Structural walls are often used to resist lateral loads applied to buildings. Structural walls have historically been very successful at limiting damage to both structural and non-structural elements. Researchers at the University of Minnesota (UMN), Iowa State University (ISU), the University of Puerto Rico at Mayaguez, and a consulting engineer from the Nakaki Bashaw Group, Inc. in California tested and analyzed five cast-in-place concrete structural walls, three rectangular walls and two T-walls. All of the walls were analyzed using the open source finite element package OpenSees. Both pre- and post-test analysis of the walls was done to understand the simulation capabilities, and improvements that are required to improve the simulation and prediction of the response of the structural walls.

The OpenSees software was modified to include a new concrete model that improves the simulation of the response of concrete flexural members. The details of the concrete models are presented along with the modifications from a concrete model proposed by Chang and Mander in 1995.

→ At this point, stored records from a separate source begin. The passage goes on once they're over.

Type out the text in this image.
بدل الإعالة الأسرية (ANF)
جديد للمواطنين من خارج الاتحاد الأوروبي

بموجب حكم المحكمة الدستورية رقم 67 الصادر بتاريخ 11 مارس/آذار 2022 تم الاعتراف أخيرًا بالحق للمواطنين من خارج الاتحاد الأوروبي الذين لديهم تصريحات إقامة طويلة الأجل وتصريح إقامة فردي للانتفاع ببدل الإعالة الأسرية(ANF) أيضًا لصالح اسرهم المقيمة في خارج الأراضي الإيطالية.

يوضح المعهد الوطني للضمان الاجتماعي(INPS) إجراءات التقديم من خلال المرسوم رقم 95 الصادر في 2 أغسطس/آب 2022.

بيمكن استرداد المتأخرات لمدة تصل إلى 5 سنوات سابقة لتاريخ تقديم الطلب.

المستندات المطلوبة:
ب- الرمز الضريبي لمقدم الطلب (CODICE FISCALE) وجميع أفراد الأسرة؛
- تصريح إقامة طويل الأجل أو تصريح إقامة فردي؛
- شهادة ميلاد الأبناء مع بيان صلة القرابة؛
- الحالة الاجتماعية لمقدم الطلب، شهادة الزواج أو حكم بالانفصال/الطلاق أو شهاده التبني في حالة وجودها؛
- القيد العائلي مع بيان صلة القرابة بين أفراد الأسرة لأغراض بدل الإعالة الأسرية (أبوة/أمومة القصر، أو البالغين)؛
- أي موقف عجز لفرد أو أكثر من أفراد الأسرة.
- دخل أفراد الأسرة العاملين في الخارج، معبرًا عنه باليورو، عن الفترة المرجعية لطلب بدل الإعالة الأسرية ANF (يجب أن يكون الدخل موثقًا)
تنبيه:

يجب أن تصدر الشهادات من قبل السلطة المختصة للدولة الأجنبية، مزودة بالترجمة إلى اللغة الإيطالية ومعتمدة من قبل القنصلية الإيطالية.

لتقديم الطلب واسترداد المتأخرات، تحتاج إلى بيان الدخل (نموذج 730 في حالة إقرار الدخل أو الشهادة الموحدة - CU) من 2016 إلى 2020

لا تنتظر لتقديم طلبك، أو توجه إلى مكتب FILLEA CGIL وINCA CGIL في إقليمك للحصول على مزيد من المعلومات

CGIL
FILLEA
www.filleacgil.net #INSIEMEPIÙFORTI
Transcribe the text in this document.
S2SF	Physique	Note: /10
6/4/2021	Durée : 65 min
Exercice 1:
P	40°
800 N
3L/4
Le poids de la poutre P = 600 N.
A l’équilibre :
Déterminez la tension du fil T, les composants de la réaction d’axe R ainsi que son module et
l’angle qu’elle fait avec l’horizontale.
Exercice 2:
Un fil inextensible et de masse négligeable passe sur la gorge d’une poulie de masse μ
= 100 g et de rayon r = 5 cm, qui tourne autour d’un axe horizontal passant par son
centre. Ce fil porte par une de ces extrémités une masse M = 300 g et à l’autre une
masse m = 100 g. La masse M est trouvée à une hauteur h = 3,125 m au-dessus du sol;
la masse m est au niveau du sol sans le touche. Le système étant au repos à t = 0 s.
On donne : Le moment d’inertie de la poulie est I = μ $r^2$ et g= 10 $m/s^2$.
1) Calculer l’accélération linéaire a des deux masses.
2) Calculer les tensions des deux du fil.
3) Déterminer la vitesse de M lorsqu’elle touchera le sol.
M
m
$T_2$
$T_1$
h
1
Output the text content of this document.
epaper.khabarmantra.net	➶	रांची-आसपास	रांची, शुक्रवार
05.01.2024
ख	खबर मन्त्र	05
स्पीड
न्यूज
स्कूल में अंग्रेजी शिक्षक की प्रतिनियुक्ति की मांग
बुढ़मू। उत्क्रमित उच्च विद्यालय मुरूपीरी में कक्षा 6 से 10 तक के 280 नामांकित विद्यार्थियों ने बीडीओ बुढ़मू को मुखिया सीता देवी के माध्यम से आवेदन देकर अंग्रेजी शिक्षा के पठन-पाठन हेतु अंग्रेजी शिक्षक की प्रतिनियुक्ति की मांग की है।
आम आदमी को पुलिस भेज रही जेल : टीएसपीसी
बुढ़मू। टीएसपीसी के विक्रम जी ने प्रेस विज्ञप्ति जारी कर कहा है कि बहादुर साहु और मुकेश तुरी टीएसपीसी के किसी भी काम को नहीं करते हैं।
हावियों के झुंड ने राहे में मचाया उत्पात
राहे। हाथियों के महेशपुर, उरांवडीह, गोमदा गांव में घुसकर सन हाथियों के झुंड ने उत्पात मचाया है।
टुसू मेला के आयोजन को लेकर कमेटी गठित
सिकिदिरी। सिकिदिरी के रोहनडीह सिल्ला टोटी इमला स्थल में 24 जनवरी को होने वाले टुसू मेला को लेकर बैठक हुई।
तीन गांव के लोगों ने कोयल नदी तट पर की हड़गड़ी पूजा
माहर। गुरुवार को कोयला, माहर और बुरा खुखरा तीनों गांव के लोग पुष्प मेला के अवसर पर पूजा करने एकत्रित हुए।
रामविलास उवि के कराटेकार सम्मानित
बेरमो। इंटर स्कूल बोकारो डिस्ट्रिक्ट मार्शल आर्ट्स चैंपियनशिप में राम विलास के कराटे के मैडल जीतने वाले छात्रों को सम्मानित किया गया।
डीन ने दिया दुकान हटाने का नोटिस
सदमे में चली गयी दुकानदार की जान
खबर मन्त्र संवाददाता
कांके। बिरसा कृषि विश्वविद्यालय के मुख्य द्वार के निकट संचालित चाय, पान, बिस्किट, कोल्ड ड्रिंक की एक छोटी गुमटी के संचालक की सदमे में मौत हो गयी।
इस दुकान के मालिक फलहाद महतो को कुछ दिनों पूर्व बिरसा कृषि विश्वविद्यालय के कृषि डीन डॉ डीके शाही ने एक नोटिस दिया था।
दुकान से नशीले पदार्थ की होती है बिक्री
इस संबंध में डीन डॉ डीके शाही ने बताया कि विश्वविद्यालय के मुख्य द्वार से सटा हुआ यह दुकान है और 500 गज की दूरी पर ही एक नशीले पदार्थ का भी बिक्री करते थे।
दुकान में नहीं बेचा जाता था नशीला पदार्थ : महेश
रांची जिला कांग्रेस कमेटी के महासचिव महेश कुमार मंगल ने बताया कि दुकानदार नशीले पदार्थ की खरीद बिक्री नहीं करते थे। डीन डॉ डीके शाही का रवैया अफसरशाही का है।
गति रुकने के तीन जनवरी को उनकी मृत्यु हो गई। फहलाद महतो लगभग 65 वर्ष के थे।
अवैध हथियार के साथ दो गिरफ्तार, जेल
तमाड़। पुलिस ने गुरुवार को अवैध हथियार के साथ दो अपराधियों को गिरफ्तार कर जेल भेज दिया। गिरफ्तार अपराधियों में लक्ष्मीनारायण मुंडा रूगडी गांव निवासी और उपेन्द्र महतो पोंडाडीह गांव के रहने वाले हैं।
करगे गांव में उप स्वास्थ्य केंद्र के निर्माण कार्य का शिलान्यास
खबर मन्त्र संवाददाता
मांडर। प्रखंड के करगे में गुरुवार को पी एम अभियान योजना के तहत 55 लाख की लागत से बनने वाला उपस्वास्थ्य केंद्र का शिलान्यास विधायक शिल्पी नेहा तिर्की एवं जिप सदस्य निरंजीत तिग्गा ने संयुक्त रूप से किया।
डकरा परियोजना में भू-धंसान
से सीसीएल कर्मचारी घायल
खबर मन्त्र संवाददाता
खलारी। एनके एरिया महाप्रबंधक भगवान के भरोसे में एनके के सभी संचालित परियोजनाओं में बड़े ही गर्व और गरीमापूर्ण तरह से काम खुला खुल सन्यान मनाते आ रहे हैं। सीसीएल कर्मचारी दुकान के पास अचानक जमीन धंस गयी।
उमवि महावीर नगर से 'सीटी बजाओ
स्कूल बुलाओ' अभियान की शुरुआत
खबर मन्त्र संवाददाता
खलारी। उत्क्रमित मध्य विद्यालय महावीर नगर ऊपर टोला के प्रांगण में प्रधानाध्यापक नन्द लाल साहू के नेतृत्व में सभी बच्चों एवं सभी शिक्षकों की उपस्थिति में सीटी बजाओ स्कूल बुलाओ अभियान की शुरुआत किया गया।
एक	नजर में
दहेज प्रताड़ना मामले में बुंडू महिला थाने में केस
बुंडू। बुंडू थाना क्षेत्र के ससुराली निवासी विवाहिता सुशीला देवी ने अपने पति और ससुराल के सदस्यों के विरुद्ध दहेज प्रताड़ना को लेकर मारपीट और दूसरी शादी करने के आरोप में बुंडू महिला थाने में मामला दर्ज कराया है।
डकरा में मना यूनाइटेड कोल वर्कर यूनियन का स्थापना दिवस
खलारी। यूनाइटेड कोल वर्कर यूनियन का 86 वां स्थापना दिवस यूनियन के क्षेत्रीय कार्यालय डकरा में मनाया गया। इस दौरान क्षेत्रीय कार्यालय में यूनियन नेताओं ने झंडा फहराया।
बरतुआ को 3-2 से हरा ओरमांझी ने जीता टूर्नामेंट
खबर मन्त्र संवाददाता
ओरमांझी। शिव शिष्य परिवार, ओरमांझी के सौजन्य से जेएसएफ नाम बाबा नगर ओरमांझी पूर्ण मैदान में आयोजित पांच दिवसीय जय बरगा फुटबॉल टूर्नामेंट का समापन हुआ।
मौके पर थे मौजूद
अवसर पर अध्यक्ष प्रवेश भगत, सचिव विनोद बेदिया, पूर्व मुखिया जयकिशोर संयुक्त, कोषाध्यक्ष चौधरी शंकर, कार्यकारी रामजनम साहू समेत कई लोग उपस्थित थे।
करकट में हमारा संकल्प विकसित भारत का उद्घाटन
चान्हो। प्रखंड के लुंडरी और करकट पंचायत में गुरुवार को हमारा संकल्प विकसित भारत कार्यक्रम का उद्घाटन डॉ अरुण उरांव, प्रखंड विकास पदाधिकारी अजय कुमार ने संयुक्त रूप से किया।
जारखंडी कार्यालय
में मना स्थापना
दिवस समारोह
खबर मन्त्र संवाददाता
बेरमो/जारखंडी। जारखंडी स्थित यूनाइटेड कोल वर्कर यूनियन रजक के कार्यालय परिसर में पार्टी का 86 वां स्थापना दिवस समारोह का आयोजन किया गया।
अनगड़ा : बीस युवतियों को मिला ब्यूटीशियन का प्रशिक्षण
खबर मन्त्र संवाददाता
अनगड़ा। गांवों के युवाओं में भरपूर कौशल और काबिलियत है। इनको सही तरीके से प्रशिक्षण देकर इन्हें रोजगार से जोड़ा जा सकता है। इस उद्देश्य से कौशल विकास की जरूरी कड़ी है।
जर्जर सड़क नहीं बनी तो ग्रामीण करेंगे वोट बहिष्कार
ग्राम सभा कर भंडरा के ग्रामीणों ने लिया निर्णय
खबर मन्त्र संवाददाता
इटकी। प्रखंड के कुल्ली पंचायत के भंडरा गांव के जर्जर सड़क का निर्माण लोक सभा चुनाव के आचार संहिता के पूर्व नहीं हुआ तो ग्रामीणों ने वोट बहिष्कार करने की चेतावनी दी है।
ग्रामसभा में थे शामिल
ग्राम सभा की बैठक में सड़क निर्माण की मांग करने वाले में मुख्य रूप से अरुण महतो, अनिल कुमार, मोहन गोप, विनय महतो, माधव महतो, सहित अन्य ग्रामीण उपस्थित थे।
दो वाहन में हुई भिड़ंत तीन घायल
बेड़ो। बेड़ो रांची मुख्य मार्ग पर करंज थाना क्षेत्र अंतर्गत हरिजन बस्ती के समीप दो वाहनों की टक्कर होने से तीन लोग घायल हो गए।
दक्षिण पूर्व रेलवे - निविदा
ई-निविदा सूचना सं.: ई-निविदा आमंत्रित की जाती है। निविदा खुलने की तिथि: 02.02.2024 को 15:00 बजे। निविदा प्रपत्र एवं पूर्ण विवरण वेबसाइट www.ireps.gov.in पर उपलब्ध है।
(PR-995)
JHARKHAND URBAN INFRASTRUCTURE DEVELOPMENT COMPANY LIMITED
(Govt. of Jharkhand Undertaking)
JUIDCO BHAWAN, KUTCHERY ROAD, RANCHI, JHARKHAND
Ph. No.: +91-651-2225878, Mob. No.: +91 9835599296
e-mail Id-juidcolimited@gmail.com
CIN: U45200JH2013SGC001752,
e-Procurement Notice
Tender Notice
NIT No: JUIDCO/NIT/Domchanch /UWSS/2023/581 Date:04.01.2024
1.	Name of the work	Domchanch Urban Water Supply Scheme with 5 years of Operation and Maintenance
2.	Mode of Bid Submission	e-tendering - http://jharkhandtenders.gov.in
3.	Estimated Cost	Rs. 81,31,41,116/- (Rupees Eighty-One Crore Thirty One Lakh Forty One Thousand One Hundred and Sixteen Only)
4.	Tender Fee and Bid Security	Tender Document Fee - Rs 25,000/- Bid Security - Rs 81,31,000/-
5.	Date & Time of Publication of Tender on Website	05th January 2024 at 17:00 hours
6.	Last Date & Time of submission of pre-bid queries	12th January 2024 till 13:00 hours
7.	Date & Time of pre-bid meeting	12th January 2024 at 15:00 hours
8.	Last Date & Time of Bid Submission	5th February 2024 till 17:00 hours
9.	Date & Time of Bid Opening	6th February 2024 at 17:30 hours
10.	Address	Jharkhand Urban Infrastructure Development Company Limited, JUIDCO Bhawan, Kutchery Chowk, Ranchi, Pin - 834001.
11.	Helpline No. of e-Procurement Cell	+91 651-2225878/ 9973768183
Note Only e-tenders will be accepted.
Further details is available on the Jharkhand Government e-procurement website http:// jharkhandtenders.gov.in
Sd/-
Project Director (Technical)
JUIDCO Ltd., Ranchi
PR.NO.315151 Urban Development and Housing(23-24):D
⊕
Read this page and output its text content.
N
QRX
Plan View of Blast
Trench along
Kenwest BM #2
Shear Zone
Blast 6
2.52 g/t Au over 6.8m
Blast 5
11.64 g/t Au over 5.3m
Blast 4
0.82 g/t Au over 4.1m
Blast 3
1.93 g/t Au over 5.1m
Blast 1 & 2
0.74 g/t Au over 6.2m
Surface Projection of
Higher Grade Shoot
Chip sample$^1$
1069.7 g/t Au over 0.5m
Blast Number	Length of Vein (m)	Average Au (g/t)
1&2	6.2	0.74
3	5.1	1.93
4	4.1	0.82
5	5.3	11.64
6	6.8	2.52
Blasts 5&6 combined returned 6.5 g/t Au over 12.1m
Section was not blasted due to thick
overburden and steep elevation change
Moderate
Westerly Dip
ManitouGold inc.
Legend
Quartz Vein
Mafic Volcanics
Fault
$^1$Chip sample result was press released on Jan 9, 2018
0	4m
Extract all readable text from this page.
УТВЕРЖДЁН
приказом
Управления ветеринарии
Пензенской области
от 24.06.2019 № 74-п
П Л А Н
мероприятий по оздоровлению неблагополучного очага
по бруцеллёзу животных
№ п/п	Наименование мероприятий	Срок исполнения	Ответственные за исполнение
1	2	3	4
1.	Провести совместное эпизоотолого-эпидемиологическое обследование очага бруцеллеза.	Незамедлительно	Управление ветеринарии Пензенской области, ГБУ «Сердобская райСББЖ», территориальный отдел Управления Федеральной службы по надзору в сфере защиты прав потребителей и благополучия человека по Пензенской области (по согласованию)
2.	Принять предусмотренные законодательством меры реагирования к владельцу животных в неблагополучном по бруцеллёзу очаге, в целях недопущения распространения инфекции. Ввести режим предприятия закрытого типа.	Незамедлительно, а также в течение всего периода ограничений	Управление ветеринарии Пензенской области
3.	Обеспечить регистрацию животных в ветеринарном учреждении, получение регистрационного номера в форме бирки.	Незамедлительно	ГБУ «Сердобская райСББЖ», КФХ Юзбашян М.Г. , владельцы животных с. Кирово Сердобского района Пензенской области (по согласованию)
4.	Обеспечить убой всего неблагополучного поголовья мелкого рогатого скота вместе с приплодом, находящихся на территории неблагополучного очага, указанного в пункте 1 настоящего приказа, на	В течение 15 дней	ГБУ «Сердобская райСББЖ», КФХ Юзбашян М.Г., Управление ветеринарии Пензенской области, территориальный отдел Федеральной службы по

The global force-displacement response of the structural walls are compared with the responses recorded during the testing at the University of Minnesota's Multi-Axial Subassemblage Testing Facility. The analysis was generally capable of capturing the measured response within 5-10%. The contribution of various displacement components were examined and compared with the contributions from the OpenSees analysis. The final T-wall response was successfully predicted using the modeling technique.

In addition to the global force-displacement, the local responses including the location of the neutral axis, curvature, and strain profiles are examined. The local response was well captured for the post-testing analysis and acceptably predicted for the pretesting analysis.

In general the fiber based modeling approach used in this investigation of the structural walls tested at the MAST facility was very successful at capturing both the global and local responses of both rectangular and non-rectangular walls under various applied loads. Recommendations for the simulation of concrete structural walls are given, and future research to further advance the simulation of concrete structural walls.